Anlaşılacağı üzere “Haskala” akımı zamanla Yahudi vatanı kurulmasını hedefleyen Siyonist düşünceye evrilmiş, bu da İbranicenin yeniden doğması çabalarına hız kazandırmıştır.

Yani İbranice Haskala akımının Yahudileri aktif olarak etkilediği bir dönemde, 7 Ocak 1858’de, bugün Beyaz Rusya sınırları içerisinde bulunan Luzki şehrinde doğdu. “Modern İbranicenin Babası” olarak bilinen bu kişi, evet, asıl adı Eliezer Yitzhak Perlman olan Eliezer Ben-Yehuda idi. Neredeyse tüm Yahudi çocukları gibi o da çocuk yaşta İbranice öğrenmeye başladı. Çalışmalarında başarılı oldu ve nihayetinde haham olacağı umuduyla Talmudik bir akademiye (yeshiva) gönderildi. Doğu Avrupa’daki birçok Yahudi genç gibi, laik dünyayla ilgilenmeye başladı ve çalışmaları sırasında hem dini metinlerden hem de aydınlanma dönemindeki laik metinlerden faydalandı. Aynı zamanda Fransızca, Almanca ve Rusça öğrendi. İbranice yayınlanan gazeteler vasıtasıyla Siyonizm ile tanıştı ve İbranicenin bütün dünya Yahudilerini birleştirebileceğine karar verdi.
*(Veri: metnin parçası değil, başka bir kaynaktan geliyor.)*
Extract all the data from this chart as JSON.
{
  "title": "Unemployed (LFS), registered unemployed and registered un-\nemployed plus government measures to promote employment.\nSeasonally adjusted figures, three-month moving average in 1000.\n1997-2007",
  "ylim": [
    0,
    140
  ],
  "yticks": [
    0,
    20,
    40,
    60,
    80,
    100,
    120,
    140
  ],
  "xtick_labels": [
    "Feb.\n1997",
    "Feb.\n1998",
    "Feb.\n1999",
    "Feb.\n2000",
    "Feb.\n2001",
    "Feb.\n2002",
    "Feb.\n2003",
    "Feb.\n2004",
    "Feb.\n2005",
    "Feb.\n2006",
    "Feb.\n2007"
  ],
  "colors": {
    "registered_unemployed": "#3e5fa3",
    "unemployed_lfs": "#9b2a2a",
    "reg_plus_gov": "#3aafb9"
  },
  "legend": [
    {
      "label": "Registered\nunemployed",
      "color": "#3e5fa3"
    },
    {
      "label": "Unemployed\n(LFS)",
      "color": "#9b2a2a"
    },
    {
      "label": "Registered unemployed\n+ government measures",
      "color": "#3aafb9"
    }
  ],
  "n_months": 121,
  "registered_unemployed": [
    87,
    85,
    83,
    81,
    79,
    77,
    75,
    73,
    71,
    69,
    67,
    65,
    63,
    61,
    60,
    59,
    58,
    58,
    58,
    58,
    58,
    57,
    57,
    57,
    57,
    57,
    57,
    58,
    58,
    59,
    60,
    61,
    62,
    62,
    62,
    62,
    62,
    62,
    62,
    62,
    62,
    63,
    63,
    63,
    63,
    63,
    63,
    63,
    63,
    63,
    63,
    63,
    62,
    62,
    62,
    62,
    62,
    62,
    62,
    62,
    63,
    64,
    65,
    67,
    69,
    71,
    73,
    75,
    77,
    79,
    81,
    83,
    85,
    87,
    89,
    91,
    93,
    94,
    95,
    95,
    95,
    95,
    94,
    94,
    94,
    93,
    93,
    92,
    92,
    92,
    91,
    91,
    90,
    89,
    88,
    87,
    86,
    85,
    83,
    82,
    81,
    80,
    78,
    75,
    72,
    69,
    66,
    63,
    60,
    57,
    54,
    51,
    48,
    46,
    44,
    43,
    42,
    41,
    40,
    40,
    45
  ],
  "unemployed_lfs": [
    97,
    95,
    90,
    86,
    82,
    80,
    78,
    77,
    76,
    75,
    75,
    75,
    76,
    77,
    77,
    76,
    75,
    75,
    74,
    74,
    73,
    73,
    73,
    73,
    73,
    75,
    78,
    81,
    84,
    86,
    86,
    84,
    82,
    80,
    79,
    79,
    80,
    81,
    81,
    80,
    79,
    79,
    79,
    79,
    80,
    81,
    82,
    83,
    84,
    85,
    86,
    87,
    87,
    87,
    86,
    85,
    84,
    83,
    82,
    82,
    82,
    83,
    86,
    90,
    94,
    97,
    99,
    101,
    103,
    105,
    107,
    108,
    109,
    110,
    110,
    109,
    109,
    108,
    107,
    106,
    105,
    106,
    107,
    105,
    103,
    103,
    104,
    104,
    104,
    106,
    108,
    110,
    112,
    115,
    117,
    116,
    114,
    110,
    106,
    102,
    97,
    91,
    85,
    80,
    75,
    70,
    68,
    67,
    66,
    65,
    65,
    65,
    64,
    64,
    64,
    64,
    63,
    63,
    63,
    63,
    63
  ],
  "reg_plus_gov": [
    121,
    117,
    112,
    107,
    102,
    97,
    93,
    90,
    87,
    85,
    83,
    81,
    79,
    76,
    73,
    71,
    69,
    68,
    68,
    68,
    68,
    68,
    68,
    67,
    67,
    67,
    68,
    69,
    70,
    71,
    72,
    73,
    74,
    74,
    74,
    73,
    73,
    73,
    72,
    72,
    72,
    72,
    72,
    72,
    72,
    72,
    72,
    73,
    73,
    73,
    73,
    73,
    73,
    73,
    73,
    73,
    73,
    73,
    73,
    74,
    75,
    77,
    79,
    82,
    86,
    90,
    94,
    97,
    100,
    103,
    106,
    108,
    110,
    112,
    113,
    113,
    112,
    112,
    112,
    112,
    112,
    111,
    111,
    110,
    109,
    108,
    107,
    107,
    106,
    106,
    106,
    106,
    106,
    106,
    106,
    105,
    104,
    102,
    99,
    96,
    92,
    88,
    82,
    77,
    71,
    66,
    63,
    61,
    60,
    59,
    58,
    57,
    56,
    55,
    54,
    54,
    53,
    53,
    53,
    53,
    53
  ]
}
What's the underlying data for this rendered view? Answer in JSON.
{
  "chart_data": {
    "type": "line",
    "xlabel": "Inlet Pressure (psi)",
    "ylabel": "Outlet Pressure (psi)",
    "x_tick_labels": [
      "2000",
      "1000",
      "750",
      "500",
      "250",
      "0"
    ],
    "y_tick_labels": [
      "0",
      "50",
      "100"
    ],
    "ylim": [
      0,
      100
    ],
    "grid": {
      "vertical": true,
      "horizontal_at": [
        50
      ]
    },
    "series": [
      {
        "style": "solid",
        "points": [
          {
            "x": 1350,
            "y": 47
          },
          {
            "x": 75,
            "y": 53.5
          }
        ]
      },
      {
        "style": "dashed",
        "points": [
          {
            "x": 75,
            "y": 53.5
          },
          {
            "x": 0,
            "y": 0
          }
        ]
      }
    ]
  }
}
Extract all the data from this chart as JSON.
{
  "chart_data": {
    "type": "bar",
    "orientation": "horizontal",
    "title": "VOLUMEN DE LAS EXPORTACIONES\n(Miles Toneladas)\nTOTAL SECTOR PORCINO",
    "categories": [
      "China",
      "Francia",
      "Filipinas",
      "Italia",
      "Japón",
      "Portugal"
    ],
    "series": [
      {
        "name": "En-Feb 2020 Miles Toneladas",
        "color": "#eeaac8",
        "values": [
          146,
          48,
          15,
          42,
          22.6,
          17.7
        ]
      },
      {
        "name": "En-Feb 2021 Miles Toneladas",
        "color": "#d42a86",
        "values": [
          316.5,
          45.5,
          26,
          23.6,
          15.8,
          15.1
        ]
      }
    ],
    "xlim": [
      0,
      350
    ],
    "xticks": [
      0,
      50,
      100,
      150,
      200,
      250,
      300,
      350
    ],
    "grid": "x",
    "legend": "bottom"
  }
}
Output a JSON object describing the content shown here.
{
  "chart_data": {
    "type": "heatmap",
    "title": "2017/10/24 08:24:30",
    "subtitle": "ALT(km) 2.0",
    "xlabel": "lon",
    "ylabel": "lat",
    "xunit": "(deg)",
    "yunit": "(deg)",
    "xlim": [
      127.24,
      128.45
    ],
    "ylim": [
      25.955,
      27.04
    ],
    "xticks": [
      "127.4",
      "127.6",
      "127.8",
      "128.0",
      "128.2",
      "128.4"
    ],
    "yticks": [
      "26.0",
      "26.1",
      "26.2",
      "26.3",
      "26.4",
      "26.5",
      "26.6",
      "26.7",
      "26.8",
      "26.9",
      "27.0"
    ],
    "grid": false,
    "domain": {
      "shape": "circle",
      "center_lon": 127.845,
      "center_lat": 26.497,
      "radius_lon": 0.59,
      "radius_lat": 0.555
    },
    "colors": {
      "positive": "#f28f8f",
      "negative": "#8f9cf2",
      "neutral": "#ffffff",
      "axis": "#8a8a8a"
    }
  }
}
1877-1878 Osmanlı-Rus savaşını merakla takip eden Eliezer, Bulgarların bağımsızlık mücadelesinden ve kendi devletlerini talep edebileceklerini derinden hissettiğinde çok etkilendi ve bu fikrin Yahudilere de uygulanması gerektiği sonucuna vardı. Ona göre Kudüs’ün mirasçıları olan Yahudiler bunu çoktan hak ediyordu. Oysa XIX. yüzyılda Filistin bölgesinde çok az sayıda Yahudi bulunuyor ve Yahudilerin dili olan İbranice, konuşulan bir dil olmaktan ziyade sadece yazılı bir dil olarak kullanılıyordu. Eliezer bu engellerin aşılabilir olduğunu hissetti. Bunun için çözüm yolları netti: Yahudiler topraklarına geri dönmeli ve kendi dilleri olan İbraniceyi yeniden konuşmaya başlamalılardı.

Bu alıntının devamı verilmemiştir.